"6 mai 1889. L'inauguration de la tour Eiffel se déroule en grande pompe. Le monument va devenir le symbole de Paris. Quelques mois plus tôt, à Ménilmontant, un autre futur symbole a vu le jour : Maurice Chevalier.
Au même moment, le chansonnier Léon Xanrof crée Le Fiacre, qui sera popularisé quelques années plus tard par Yvette Guilbert.
"Un fiacre allait trottinant
Cahin, caha, Hue, dia, hop-là
Un fiacre allait trottinant
Jaune, avec un cocher blanc.
Lorsque Maurice va à l'école, il est petit et gros, ce qui lui vaut le surnom de "Patapouf". Cinquante ans plus tard, il écrira cette chanson en souvenir de cette blle époque et de son quartier natal.
"Les gars de Ménilmontant
Sont toujours remontants
Même en redescendant
Les rues de Ménilmuche ...
Dans ce quartier d'ouvriers, "Patapouf" cherche à oublier la misère en se bagarrant avec les copains pour quelques billes. C'est pourtant le quartier préféré d'Aristude Bruant, celui qui le rendra célèbre grâce à cette ritournelle.
"Papa était un lapin qui s'appelait J.B Chopin ...
Paul, le grand frère de Maurice permet à la famille de subsister grâce à son salaire. Le samedi, sa mère accompagne les marmots au spectacle pour les distraire et faire "comme tout le monde". Maurice commence alors à rêver. Il s'imagine lui-même dans ce monde merveilleux. La petite graine est semée.
Dans le salon indien du Grand Café, boulevard des Capucines, les frères lumières viennent de projeter devant trente-trois spectateurs L'Arrivée du train en gare de La Ciotat. Le 28 décembre 1895, le cinématographe est né. Le comique troupier Polin, lui, ne voit que la caissière.
"Elle est belle, elle est mignonne
C'est un' bien jolie personne...
A l'Elisée, Emile Loubet succède à Félix Faure qui a succombé le 16 février 1899 sur le canapé du salon bleu du Palais, dans les bras de sa maîtresse Marguerite Steinheil, l'épouse du peintre.
Les chansonniers s'esbaudissent. marguerite devient "la pompe funèbre". Quant à son amant président,on dit de lui : "Il s'était cru César, il est mort Pompée."
Le XXème siècle pointe son nez. La France est coupée en deux depuis l'Affaire Dreyfus qui marquera durablement les esprits.

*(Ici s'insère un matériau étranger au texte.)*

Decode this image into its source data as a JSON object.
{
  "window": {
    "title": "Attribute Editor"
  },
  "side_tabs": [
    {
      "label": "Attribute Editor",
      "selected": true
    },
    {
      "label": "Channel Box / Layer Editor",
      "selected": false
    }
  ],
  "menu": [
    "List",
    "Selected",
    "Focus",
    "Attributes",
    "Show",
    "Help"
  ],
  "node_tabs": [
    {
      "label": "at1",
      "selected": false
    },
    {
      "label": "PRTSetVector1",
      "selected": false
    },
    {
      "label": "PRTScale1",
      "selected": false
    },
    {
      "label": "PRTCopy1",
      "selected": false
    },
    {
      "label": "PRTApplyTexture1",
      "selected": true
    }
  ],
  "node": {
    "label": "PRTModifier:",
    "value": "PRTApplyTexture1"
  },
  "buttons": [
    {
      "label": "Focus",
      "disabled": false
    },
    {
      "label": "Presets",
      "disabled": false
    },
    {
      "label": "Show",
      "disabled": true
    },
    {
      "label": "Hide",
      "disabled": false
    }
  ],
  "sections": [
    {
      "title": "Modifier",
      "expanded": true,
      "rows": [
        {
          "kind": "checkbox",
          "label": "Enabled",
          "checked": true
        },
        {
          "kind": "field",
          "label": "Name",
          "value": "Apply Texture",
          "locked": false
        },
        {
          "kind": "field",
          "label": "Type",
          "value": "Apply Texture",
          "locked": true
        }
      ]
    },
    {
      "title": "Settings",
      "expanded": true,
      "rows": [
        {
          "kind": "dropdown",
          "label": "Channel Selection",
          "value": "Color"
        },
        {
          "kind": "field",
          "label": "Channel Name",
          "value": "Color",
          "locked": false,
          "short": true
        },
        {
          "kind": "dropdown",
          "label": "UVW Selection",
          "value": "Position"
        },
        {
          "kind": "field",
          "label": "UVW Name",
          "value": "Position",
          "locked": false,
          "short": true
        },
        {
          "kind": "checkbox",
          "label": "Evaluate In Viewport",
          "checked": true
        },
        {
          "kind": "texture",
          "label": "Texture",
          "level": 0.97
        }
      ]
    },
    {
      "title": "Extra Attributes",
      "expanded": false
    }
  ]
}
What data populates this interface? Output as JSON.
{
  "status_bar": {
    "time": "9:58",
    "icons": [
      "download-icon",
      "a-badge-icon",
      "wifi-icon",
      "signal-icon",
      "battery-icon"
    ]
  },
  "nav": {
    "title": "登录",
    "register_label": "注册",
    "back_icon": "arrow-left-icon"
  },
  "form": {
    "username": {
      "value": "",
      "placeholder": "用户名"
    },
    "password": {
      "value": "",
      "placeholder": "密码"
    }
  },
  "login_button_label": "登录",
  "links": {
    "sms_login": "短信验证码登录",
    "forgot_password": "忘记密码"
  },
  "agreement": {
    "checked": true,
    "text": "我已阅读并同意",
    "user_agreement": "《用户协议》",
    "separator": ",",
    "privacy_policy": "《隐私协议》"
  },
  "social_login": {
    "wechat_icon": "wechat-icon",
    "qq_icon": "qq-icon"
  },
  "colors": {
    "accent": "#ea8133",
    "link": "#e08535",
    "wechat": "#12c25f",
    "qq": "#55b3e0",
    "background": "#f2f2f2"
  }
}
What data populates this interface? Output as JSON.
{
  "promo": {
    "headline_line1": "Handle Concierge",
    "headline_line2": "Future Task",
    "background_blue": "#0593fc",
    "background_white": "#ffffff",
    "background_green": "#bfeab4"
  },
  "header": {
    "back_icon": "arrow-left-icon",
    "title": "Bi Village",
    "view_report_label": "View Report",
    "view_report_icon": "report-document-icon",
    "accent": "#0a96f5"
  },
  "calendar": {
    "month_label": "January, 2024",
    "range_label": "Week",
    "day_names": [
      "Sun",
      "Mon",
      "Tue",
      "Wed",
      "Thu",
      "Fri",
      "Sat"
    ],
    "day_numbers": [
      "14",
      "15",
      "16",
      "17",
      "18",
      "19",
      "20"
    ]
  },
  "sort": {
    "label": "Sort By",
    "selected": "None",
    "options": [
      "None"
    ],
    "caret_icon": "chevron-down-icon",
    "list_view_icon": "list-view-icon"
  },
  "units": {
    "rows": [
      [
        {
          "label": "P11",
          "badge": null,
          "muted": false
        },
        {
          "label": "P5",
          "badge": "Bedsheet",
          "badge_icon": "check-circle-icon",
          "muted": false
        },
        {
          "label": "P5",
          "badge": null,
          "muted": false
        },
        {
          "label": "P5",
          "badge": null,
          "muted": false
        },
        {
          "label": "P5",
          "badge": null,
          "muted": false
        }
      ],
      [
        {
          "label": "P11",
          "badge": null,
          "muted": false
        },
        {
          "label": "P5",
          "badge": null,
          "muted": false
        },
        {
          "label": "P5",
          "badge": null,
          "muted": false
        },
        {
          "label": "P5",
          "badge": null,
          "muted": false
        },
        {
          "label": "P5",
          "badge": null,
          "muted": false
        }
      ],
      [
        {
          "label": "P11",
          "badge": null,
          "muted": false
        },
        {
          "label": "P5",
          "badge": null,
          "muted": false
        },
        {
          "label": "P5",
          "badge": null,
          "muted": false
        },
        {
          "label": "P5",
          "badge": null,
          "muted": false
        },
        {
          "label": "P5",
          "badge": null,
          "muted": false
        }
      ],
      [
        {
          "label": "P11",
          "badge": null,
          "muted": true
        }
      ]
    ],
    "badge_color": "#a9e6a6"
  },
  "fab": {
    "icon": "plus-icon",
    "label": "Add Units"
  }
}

Dans les rues, on chante La Paimpolaise de Théodore Botrel et Viens Poupoule, colportées par Félix Mayol, le roi du café-concert.
"Le samedi soir après l'turbin
L'ouvrier parisien
Dit à sa femme : Comme dessert
J'te paie l'café-concert...
Viens Poupoule, Viens Poupoule, viens !
Quand j'entends des chansons, ça me rend tout polisson.
Maurice est alors tour à tour peintre, apprenti imprimeur, menuisier, électricien, ouvrier mais son rêve demeure : devenir artiste, briller dans la lumière. Ne pouvant être acrobate, il décide de devenir chanteur !
Il fait ses premiers pas au Céfe des Trois Lions puis enchaînent les contrats. Puis vient la consécration : l'Alcazar de Marseille.
Le public très difficile broie les vedettes. il siffle, hurle, chahute, n'hésite pas à sortir de scène ceux qui ne conviennent pas. Celui qui entre en lever de rideau avant lui se fait hacher menu par le public. Il ne termine pas sa chanson.
Quand Maurice descend à son tour dans l'arène, il est mort de trouille et commence à dérouler ses ritournelles dans un silence glacial.
"Ah ! Les p'tits pois, les p'tits pois, les p'tits pois
C'est un légume très tendre
A la troisième chanson, il est bissé. L'Alcazar éclate d'un grand rire sonore. Maurice a gagné, il a conquis la Canebière à dix-neuf ans. Il a ce mot : "Je marche sur une carpette magique."
Il rencontre ensuite Fréhel. La môme Pervenche fait le pont entre le Paris d'Aristide Bruant et celui d'Edith Piaf. Son mari lui préféra Damia, sa concurrente brune en fourreau noir dessiné par Sache Guitry, qui se fait un nom dans la chanson réaliste avec La Veuve, un texte contre la peine de mort.
"Voici venir le prétendu
Sous le porche de la Roquette.
Appelant le mâle attendu,
La veuve, à lui s'offre, coquette.
Tandis que la foule, autour d'eux
Regarde frissonnante et pâle,
Dans un accouplement hideux,
L'homme crache son derneir râle.
Chevalier décrit les premiers moments de cette rencontre avec celle qu'il nomme "sa longue folie charnelle" dans ses souvenirs tamisés par le temps.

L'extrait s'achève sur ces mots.